Let us consider a set of n mutually orthogonal functions x₁(t), x₂(t)...x_n(t) over the interval t₁ to t₂. This is called as closed and complete set when there exist no function f(t) satisfying the condition $\int_{t_1}^{t_2} f(t)x_k(t)dt = 0 $

If this function is satisfying the equation $\int_{t_1}^{t_2} f(t)x_k(t)dt=0 \,\, \text{for}\, k = 1,2,..$ then f(t) is said to be orthogonal to each and every function of orthogonal set. This set is incomplete without f(t). It becomes closed and complete set when f(t) is included.

f(t) can be approximated with this orthogonal set by adding the components along mutually orthogonal signals i.e.

$$f(t) = C_1 x_1(t) + C_2 x_2(t) + ... + C_n x_n(t) + f_e(t) $$

If the infinite series $C_1 x_1(t) + C_2 x_2(t) + ... + C_n x_n(t)$ converges to f(t) then mean square error is zero.

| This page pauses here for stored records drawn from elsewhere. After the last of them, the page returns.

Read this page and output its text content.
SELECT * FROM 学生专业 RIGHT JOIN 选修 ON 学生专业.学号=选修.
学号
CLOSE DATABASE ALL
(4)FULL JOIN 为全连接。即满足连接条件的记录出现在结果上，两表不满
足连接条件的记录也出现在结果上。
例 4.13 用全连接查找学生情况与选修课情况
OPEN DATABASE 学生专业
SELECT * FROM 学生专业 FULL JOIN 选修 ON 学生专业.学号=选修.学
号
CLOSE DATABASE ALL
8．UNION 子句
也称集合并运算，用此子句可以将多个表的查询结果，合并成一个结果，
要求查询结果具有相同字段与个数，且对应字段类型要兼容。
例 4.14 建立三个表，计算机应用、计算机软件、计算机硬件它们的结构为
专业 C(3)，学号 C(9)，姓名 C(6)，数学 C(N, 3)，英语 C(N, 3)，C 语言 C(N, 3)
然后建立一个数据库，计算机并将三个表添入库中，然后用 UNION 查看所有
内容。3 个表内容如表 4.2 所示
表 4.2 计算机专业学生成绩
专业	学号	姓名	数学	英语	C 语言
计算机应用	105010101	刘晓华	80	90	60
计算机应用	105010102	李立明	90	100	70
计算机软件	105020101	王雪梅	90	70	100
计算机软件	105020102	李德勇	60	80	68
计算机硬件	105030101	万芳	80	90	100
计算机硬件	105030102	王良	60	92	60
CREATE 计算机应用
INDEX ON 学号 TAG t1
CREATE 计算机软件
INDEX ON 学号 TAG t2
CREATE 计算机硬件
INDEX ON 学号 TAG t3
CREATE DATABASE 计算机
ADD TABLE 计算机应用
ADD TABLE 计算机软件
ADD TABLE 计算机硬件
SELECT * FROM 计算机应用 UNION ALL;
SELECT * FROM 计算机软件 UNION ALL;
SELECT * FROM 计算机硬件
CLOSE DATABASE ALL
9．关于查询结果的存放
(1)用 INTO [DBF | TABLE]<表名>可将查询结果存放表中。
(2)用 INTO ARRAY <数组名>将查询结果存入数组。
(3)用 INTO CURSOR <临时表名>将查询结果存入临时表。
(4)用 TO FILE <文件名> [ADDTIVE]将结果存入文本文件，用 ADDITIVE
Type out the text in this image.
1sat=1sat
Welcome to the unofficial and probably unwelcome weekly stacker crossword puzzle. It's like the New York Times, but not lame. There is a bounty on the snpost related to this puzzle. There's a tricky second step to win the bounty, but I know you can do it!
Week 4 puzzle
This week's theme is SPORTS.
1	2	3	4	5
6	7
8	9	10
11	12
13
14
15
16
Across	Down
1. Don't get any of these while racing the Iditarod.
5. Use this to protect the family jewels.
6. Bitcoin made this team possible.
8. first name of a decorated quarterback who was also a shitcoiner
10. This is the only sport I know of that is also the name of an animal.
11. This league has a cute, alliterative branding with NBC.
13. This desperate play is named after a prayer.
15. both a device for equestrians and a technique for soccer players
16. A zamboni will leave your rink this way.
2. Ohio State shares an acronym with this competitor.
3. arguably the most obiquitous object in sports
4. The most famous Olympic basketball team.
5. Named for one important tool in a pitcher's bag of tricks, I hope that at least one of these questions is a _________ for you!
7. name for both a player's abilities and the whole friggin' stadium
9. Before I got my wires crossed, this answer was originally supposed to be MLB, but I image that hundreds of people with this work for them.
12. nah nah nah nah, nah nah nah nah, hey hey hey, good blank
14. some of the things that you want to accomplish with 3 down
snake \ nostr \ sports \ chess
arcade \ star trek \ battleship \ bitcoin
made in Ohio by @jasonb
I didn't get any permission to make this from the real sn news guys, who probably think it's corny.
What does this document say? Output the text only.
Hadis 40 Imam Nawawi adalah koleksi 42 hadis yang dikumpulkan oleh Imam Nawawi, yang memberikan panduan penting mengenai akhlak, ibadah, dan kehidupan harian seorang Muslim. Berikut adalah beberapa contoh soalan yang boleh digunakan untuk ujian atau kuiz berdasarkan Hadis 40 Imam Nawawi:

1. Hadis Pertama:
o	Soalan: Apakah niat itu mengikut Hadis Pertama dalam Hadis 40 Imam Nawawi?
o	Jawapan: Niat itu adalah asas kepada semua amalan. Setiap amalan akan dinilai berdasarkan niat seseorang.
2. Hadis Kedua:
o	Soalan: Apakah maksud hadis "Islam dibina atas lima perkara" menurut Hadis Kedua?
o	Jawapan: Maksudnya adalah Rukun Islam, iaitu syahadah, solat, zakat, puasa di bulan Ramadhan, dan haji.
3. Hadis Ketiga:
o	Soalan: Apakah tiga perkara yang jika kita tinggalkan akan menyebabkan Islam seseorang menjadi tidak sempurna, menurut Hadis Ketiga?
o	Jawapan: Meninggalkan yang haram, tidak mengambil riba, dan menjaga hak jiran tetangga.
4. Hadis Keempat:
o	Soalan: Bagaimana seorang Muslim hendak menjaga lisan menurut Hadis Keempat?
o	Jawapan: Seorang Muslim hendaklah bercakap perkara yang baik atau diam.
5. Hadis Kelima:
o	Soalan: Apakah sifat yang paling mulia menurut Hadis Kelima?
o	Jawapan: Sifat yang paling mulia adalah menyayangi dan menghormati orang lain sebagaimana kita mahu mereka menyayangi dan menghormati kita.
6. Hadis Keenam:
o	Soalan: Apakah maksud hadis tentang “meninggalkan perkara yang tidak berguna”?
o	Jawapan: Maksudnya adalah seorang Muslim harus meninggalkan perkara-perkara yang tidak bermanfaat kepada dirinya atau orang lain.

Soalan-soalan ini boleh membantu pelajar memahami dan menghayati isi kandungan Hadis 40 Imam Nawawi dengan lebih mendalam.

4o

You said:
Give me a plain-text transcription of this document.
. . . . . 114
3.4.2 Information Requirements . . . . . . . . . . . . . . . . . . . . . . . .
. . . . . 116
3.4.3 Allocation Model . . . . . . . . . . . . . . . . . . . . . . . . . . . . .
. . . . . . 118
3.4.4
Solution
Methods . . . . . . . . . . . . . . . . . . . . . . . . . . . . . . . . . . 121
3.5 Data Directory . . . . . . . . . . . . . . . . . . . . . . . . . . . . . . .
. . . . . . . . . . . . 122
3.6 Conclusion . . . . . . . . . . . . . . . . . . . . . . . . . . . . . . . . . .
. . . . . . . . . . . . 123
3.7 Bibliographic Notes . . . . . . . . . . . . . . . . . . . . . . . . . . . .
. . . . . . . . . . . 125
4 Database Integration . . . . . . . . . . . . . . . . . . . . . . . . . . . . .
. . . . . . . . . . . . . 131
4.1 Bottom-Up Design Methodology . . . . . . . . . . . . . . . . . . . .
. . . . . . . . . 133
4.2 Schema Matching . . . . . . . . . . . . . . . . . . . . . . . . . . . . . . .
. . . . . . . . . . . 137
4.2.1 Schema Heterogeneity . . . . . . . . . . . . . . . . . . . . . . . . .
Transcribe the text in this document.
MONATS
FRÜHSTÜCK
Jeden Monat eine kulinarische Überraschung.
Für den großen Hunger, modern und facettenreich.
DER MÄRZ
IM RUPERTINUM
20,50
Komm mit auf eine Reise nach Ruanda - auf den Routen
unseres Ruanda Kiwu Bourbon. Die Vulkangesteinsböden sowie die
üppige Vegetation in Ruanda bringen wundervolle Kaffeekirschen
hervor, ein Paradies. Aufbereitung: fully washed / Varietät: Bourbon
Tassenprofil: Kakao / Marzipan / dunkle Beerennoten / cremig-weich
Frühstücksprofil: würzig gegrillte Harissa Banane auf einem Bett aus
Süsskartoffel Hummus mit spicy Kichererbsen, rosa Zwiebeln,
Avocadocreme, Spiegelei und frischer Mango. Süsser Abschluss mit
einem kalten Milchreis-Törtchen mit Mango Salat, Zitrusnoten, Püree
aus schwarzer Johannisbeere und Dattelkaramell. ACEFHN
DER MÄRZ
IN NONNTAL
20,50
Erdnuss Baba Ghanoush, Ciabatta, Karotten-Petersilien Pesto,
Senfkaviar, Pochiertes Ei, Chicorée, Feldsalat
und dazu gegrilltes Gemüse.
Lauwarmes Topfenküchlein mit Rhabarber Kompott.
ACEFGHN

Orthogonality in Complex Functions

If f₁(t) and f₂(t) are two complex functions, then f₁(t) can be expressed in terms of f₂(t) as

$f_1(t) = C_{12}f_2(t) \,\,\,\,\,\,\,\,$ ..with negligible error

Where $C_{12} = {{\int_{t_1}^{t_2} f_1(t)f_2^*(t)dt} \over { \int_{t_1}^{t_2} |f_2(t)|^2 dt}} $

Where $f_2^* (t)$ = complex conjugate of f₂(t).

If f₁(t) and f₂(t) are orthogonal then C₁₂ = 0

$$ {\int_{t_1}^{t_2} f_1 (t) f_2^*(t) dt \over \int_{t_1}^{t_2} |f_2 (t) |^2 dt} = 0 $$

$$\Rightarrow \int_{t_1}^{t_2} f_1 (t) f_2^* (dt) = 0$$

The above equation represents orthogonality condition in complex functions.